Here are some easy-to-understand facts that can help you decide where you’d like to stash your cash.
The upshot: If you don’t have the financial expertise or the time to monitor various investments, putting your money into a mutual fund can be a safer and more practical way to invest.
One way to think of mutual funds is to imagine that they’re financial ‘baskets.’ They may hold a single asset type such as domestic large-cap stocks or a combination of investments like a balanced fund that includes stocks and bonds. Mutual funds enable investors to build diversified portfolios at a low cost. Some investors may prefer to build a portfolio with only one stock at a time, while others may opt for a mutual fund that offers more opportunities for diversification.
Mutual funds enable investors to buy a multitude of assets relatively cheaply. For example, instead of purchasing $1,000 in single company shares, you could spend that same amount on a fund that holds that same company and many others. In that regard, mutual funds offer an inexpensive way to diversify your assets and minimize the risk that comes from holding stock in only one company.
Depending on what they’re invested in, some mutual funds are riskier than others. Index funds mimic certain indexes (such as the S&P 500) and tend to be more tax-efficient and less costly when compared to actively managed funds, which sometimes come with sales charges and other expenses.
The upshot: Stocks, either individually or through mutual funds, are best for long-term goals that are five years or more in the future because of the additional risks associated with owning stocks.
Stocks, also known as equities, are often considered the cornerstone of retirement accounts because they tend to boast higher returns than many other investments. A good example: A diversified collection of large stocks such as the S&P 500 Index has averaged about 10 percent a year in returns over the long term.
Stocks represent a wide variety of national and international industries and are available in small-cap, mid-cap, and large-cap sizes. The term ‘cap’ refers to market capitalization, which is computed by multiplying share price by the number of a company’s outstanding shares.
According to Brett Horowitz, a wealth manager at Evensky & Katz/Foldes Financial Wealth Management, “Large-cap stocks tend to be companies that are more established. Small companies tend to have more risk, and the extra risk you’re taking on leads to a higher return.”
The upshot: Bonds are usually best suited to short-term goals or risk-averse investors. Owning bonds or other types of fixed-income securities can help you save for near-term goals like purchasing a car or putting a down payment on a house.
In general, bonds are considered a safer investment than purchasing stocks, but that safety net means you won’t earn the same return that’s possible with stocks.

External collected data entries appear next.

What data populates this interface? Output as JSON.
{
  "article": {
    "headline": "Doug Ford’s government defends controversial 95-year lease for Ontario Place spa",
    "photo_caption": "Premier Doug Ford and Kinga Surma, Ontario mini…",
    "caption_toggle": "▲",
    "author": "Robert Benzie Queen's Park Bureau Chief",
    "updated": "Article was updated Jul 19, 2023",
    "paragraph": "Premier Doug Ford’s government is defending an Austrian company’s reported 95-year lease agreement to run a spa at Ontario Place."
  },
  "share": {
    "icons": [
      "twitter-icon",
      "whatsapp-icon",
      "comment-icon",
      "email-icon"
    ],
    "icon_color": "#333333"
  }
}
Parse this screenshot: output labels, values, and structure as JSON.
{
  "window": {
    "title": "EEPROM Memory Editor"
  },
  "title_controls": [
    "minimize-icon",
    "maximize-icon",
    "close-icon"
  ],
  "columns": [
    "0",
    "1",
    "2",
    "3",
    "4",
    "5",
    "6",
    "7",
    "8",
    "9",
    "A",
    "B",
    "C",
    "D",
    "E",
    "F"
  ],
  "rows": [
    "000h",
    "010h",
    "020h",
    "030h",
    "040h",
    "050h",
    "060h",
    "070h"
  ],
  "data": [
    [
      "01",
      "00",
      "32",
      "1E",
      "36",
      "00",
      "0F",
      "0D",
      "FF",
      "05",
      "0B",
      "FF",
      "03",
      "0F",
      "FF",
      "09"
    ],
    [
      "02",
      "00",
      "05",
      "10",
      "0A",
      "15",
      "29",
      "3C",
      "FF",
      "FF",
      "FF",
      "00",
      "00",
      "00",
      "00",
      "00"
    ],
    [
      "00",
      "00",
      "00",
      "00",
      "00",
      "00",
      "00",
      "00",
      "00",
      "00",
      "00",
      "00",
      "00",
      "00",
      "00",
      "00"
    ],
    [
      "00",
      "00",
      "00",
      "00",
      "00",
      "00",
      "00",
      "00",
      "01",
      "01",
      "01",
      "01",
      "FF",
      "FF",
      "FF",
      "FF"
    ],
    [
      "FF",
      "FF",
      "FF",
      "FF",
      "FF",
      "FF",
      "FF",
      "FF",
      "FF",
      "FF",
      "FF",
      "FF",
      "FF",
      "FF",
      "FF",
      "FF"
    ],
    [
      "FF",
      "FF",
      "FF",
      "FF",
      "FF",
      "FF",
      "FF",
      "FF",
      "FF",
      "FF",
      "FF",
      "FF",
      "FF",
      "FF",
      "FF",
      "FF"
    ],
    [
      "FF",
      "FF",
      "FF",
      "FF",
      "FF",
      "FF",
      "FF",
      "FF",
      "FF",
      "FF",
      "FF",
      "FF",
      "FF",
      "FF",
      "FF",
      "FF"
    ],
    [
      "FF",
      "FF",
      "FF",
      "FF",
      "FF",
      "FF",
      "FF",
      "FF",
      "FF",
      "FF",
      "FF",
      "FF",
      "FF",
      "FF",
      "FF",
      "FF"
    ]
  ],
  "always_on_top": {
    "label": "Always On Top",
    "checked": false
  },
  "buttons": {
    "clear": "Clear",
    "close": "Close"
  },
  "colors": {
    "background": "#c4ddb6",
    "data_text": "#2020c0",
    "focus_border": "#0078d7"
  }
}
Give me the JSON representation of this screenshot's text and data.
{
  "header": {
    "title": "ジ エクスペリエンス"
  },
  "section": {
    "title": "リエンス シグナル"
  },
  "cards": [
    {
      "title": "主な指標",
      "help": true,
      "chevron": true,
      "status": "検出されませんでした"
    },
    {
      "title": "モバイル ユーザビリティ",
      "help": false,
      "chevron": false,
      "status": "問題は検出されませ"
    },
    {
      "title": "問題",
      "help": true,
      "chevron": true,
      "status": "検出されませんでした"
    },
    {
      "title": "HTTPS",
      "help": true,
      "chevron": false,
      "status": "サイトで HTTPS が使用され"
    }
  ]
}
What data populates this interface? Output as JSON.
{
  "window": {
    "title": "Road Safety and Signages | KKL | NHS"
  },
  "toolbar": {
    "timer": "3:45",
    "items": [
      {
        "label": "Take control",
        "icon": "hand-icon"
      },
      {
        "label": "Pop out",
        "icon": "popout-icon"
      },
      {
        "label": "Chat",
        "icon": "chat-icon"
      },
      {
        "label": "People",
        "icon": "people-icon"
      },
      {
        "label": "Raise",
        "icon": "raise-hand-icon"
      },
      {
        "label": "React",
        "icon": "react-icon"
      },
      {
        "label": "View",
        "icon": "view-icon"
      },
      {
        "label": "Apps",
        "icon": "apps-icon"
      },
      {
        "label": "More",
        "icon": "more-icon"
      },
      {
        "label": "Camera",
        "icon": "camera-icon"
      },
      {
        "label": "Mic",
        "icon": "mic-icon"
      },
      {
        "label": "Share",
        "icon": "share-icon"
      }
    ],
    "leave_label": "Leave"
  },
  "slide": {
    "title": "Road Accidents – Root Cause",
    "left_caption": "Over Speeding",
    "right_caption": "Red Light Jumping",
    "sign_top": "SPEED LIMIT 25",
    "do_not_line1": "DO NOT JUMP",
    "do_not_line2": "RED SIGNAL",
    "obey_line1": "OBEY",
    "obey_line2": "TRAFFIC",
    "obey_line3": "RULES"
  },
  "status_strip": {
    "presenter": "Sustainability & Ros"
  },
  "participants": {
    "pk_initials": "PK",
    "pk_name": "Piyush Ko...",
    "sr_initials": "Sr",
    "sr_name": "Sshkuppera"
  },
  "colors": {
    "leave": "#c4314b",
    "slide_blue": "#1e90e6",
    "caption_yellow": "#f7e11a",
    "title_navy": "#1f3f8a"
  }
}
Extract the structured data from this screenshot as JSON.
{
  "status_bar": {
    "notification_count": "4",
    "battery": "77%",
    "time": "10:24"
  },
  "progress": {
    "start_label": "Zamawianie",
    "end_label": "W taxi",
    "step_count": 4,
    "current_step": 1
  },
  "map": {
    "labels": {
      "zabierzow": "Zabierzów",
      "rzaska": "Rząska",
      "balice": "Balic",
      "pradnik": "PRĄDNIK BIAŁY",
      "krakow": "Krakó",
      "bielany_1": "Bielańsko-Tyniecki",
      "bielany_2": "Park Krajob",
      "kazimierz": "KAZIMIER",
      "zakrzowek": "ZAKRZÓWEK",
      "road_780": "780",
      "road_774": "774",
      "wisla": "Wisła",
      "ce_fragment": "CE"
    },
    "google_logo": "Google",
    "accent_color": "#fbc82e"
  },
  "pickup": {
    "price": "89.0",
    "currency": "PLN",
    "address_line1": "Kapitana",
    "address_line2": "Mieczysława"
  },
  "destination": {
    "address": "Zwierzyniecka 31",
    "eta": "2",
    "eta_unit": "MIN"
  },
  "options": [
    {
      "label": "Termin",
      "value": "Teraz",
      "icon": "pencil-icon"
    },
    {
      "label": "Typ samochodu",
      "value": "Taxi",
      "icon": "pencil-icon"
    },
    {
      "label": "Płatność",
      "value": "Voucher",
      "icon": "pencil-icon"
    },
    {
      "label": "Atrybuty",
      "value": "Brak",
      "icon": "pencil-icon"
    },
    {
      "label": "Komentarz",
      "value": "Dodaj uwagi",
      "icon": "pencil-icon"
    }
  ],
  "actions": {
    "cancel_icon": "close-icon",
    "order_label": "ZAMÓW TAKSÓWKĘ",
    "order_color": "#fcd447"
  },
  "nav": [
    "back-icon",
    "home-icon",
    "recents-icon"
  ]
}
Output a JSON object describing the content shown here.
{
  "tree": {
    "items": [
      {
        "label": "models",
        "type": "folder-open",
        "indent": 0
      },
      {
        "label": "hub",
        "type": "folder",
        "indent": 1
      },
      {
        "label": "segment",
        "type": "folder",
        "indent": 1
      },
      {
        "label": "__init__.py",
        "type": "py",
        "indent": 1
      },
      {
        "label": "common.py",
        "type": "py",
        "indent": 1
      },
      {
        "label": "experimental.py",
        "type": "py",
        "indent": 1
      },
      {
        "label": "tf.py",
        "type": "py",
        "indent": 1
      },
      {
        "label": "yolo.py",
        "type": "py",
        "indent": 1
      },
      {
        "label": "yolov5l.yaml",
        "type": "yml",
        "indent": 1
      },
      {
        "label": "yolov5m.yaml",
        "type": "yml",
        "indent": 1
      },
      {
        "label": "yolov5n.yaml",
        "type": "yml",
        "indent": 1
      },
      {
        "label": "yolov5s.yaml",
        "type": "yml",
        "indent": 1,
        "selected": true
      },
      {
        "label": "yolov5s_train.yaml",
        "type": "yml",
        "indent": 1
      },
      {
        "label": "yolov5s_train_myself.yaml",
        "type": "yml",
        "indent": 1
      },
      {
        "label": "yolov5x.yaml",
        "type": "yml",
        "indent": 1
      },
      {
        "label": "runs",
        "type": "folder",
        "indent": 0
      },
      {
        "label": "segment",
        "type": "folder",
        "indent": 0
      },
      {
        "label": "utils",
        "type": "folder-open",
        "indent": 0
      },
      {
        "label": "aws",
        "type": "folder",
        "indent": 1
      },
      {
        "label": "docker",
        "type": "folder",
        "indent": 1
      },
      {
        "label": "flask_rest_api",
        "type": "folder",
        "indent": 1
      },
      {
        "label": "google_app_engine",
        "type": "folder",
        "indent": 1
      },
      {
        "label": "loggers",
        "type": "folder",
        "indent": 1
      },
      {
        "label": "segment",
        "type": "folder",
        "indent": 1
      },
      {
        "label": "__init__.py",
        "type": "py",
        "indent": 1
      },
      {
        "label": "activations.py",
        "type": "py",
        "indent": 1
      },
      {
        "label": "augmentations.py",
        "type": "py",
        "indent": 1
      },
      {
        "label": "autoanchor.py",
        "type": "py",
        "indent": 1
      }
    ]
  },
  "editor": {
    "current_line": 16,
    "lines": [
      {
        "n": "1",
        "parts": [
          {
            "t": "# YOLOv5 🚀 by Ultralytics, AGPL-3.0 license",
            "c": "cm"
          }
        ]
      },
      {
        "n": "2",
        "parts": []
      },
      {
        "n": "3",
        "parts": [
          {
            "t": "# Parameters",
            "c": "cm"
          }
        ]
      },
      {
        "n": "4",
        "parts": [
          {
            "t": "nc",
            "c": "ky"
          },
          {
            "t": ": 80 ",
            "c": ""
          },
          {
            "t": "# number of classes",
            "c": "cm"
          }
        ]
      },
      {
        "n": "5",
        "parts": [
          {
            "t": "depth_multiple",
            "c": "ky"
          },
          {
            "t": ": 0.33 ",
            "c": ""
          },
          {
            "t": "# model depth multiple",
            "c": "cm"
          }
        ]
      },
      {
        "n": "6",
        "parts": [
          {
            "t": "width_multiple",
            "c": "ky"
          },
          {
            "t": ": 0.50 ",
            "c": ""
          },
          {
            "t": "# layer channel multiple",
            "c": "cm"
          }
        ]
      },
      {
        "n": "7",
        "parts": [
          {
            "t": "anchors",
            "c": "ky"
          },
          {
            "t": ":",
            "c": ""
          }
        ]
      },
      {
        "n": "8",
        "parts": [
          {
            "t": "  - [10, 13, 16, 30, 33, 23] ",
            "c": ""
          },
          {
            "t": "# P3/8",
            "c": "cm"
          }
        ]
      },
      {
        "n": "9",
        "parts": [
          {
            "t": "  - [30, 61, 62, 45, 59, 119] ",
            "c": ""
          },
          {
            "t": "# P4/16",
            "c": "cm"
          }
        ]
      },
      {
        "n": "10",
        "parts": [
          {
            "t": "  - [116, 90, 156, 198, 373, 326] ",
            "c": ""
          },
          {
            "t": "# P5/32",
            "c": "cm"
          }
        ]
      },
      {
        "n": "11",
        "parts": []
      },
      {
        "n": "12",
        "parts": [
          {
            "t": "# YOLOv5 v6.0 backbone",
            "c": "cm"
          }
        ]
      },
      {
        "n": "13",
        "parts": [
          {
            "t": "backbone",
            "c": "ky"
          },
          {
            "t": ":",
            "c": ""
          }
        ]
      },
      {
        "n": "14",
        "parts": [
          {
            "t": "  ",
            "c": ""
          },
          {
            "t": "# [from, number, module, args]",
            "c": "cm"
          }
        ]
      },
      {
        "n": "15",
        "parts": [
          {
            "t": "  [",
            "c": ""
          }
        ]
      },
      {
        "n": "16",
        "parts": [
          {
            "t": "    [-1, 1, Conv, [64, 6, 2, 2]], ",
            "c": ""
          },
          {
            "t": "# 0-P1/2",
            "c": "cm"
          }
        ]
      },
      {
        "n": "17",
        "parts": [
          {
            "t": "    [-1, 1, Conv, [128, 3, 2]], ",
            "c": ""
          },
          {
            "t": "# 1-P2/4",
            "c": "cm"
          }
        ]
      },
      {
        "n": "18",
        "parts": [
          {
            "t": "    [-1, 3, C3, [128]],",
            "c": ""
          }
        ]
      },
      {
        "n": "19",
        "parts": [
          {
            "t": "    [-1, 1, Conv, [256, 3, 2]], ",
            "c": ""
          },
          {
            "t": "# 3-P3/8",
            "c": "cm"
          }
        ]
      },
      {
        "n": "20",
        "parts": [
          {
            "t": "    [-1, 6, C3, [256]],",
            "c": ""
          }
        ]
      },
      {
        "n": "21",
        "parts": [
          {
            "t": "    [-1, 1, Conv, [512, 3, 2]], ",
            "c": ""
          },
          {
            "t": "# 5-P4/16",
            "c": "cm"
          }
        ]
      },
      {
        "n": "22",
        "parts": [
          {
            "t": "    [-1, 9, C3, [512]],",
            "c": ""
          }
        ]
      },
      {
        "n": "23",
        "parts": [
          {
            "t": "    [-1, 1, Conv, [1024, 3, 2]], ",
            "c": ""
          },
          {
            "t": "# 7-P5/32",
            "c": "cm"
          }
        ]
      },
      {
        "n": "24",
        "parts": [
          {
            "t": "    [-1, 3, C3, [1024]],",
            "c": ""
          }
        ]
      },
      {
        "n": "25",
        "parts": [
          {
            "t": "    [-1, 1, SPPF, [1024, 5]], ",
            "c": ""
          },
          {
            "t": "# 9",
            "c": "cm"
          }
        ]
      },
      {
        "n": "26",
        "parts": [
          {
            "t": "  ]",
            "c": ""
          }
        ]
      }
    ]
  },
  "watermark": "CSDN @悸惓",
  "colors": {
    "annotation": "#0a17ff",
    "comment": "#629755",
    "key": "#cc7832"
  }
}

But it’s worth noting that the riskier the bond rating, the higher the interest rate will be and the more you stand to gain (assuming that the borrower doesn’t default). Firms such as Moody’s and Standard & Poor’s determine whether bonds have investment grade status, meaning they carry little to moderate risk, or junk status, which indicates high risk.
Because government bonds are guaranteed by the full faith and credit of the federal government, they’re considered the safest bonds available. They mature in various stages; for example, Treasury bills usually mature in three months, Treasury notes within a year, and Treasury bonds over longer time frames, generally between five and 30 years. Bond interest rates remain relatively low, which means this investment option often doesn’t provide the type of returns most people need to retire in their early 60s.
Local and state governments also issue bonds, and although not all of them are guaranteed, they’re considered fairly safe investments, depending on a government’s creditworthiness. Municipal bonds, on the other hand, offer a distinct advantage as the income generated from them is generally exempt from federal taxes and sometimes state taxes as well.